Thursday, 12 November 2015

Sweet Dreams

It's actually amazing what a good nights sleep will do. It's amazing how my view of a goodnight sleep has changed. When I was a preteen/teenager I was one of the girls who would actually stay up all night. I remember hearing from someone that if you stayed up for 3 nights straight you were "clinically insane" so of course, I wanted to try it. I only made it one full night and probably half of the second one before I passed out but still.. the fact that I wanted to attempt this shows the strange kid I was. Always up for adventure and a new challenge. Oh how the times have changed. When you have no kids and don't sleep for a night or two there is always a chance to catch up. With an infant or toddler there is no chance for catch up. It is your every day life. Unless you're one of those lucky ones who has kids that sleep 12 hours on a regular bases. I don't like those people.

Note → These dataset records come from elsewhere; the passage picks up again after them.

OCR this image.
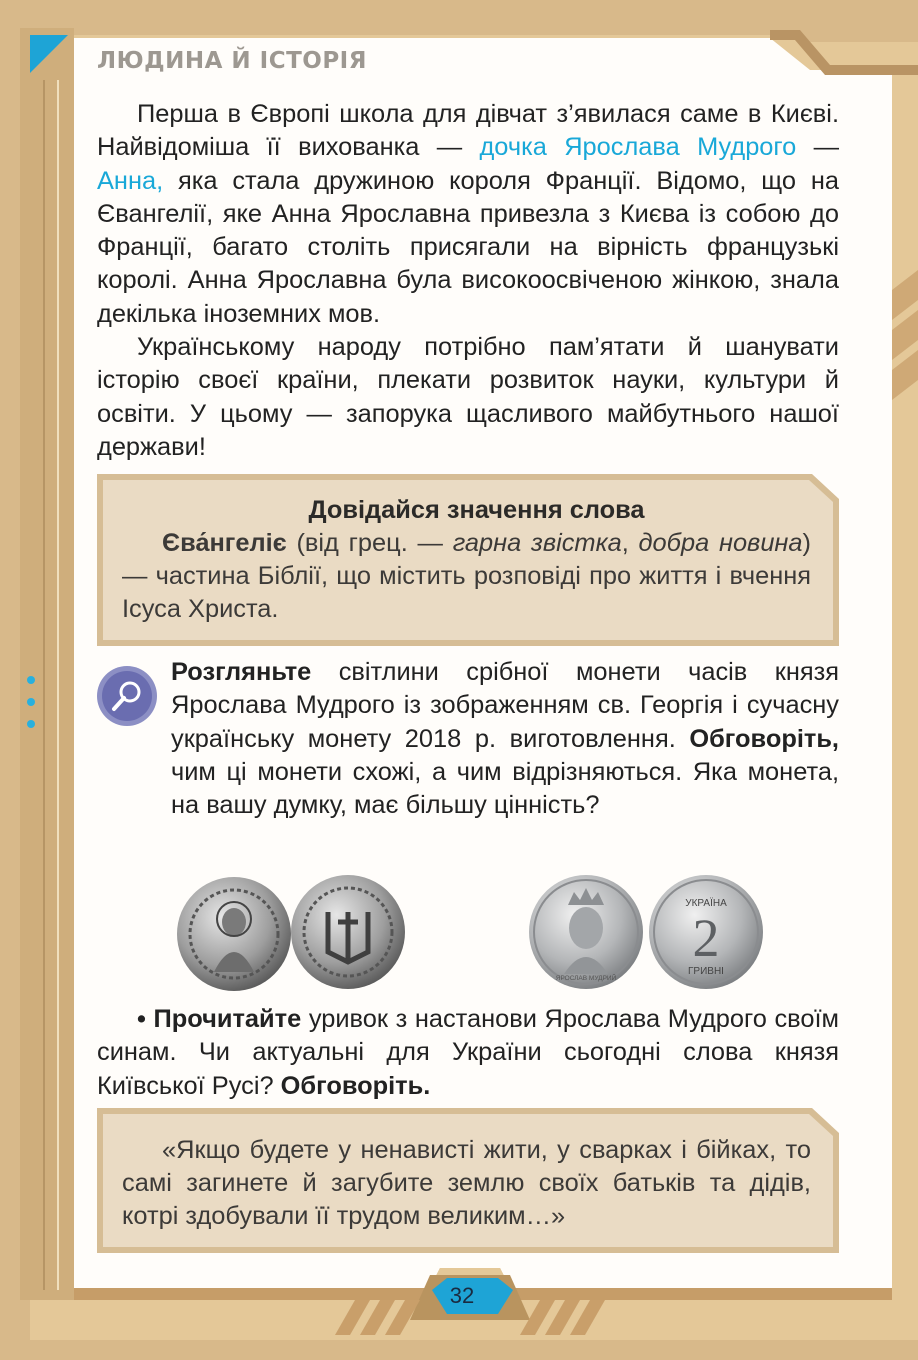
ЛЮДИНА Й ІСТОРІЯ

Перша в Європі школа для дівчат з’явилася саме в Києві. Найвідоміша її вихованка — дочка Ярослава Мудрого — Анна, яка стала дружиною короля Франції. Відомо, що на Євангелії, яке Анна Ярославна привезла з Києва із собою до Франції, багато століть присягали на вірність французькі королі. Анна Ярославна була високоосвіченою жінкою, знала декілька іноземних мов.

Українському народу потрібно пам’ятати й шанувати історію своєї країни, плекати розвиток науки, культури й освіти. У цьому — запорука щасливого майбутнього нашої держави!

Довідайся значення слова
Єва́нгеліє (від грец. — гарна звістка, добра новина) — частина Біблії, що містить розповіді про життя і вчення Ісуса Христа.
Розгляньте світлини срібної монети часів князя Ярослава Мудрого із зображенням св. Георгія і сучасну українську монету 2018 р. виготовлення. Обговоріть, чим ці монети схожі, а чим відрізняються. Яка монета, на вашу думку, має більшу цінність?
ЯРОСЛАВ МУДРИЙ
УКРАЇНА
2
ГРИВНІ
• Прочитайте уривок з настанови Ярослава Мудрого своїм синам. Чи актуальні для України сьогодні слова князя Київської Русі? Обговоріть.
«Якщо будете у ненависті жити, у сварках і бійках, то самі загинете й загубите землю своїх батьків та дідів, котрі здобували її трудом великим…»
32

 Here's how last night's amazing sleep went. Layla started to get overly happy at about 8pm. Tons of smiles and giggles. She usually gets extra happy at night for a bit before it turns into super cranky and then into get this girl to sleep. Last night was no different. I'm always scared to put her to bed too early because I know that means she will be up very early because she doesn't sleep very much. At 9pm we lined up and administered Layla's chloral hydrate, gabapentin, melatonin, and flush syringes. By 9:20pm she was out enough to lay her in her bed. Aaron and I got ready for bed and crawl in by 9:45pm. Layla stirs because she hears us. We were silent and off to dreamland. My alarm went of at 12:00am.. I stumbled out of bed to get Layla's food bag from the fridge, warmed it up, turned on the pump and tried to attach and start it as stealthily as possibly. She woke up briefly but a few shhh's and back pats put her back to sleep fairly quickly. I lay back in bed to get some more shut eye. Aaron's alarm went off at 4:40am, then 4:50am. He leans over and says "I'm going to say goodbye now because I think Layla's still asleep and I don't want to risk waking her up by coming back in right before I leave.".  The front door shut and Aaron was off to work at 5:10am. I close my eyes once again to go back to sleep when I hear Layla making noises. I wasn't sure how much time had actually passed so I looked at the time.. 5:18am.. Ugh. I left Layla in her bed until just before 6:00am. She was switching from whining, to cooing and talking to herself.. I was hoping she'd fall back asleep but that didn't happen. So I moved her to my bed and set ourselves up so I could pat her back in attempt to get some more shut eye. Unfortunately neither of us got back to sleep so we headed out to the living room to start our day. Really, she got almost 8 hours sleep. And I got 6-7 which is good! I'm always thankful for the nights when she's not cranky enough to need to be picked up and rocked in the middle of the night. I know I need more sleep but I just think it's not in the cards right now. The few nights I've slept separate from Layla I'm still not able to sleep through the night. So instead I will treasure the nights like last night and pray for more of them.